The Occupy Wall Street demonstrations attracted their fair share of professional activists, who turn up like rent-a-crowd whenever there is noise to be made against globalisation or any of the other perceived evils of capitalism.
This group misses the point: the real problem in Wall Street wasn’t capitalism as a way of doing business, it was human avarice disguised as entrepreneurship.
Yet within the protests are another, more moderate group of people who are genuinely aggrieved by what they see as the breakdown of the American meritocracy.
They see the pension funds and savings of hard working, get-ahead people being decimated by fat cat financial traders who, having been bailed out by the very people they’ve cheated then proceed to rub salt into the wound by accepting huge bonuses.
Meanwhile, politicians seem unwilling to call these uber-wealthy CEOs to account. This is killing America’s belief in its meritocracy and stifling its natural optimism.
Politicos engage in rhetoric that reflects the rabid babbling of radio talk show hosts – even when they’re speaking about people on their own side of the political divide.
In between the personal attacks, they try to keep things upbeat, but their attempts at offering hope turn out sounding like so much hype.
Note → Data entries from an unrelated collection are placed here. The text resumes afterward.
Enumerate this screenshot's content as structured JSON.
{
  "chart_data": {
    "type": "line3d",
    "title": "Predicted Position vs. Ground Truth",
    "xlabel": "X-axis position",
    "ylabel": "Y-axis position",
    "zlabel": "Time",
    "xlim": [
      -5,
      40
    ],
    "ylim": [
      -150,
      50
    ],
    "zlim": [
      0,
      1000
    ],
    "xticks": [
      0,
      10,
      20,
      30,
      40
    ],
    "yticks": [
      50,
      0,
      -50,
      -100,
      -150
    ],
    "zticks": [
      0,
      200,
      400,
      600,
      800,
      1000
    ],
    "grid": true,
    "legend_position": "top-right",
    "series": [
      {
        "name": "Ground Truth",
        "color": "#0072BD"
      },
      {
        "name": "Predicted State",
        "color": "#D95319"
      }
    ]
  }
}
There seems little substance to their promises or strategies for change.
The news media reinforce negative feelings through a constant stream of emotive words like ‘crisis’, ‘emergency’ and ‘disaster’. This is made worse by the presence of 24/7 rolling news which repeat these words ad infinitum, and social networking platforms, which have a viral impact on ideas.
The cumulative effect is that people start losing confidence in their own ability to invent and solve problems.
Some would say that America, with time, would inevitably lose some of its youthful idealism. I’m not so sure. Yet if optimism is realism combined with idealism, the world needs more of it.
At this moment in time, the best model we have for optimism as a cultural trait is the United States of America. We should all hope that America rediscovers its unique brand of optimism.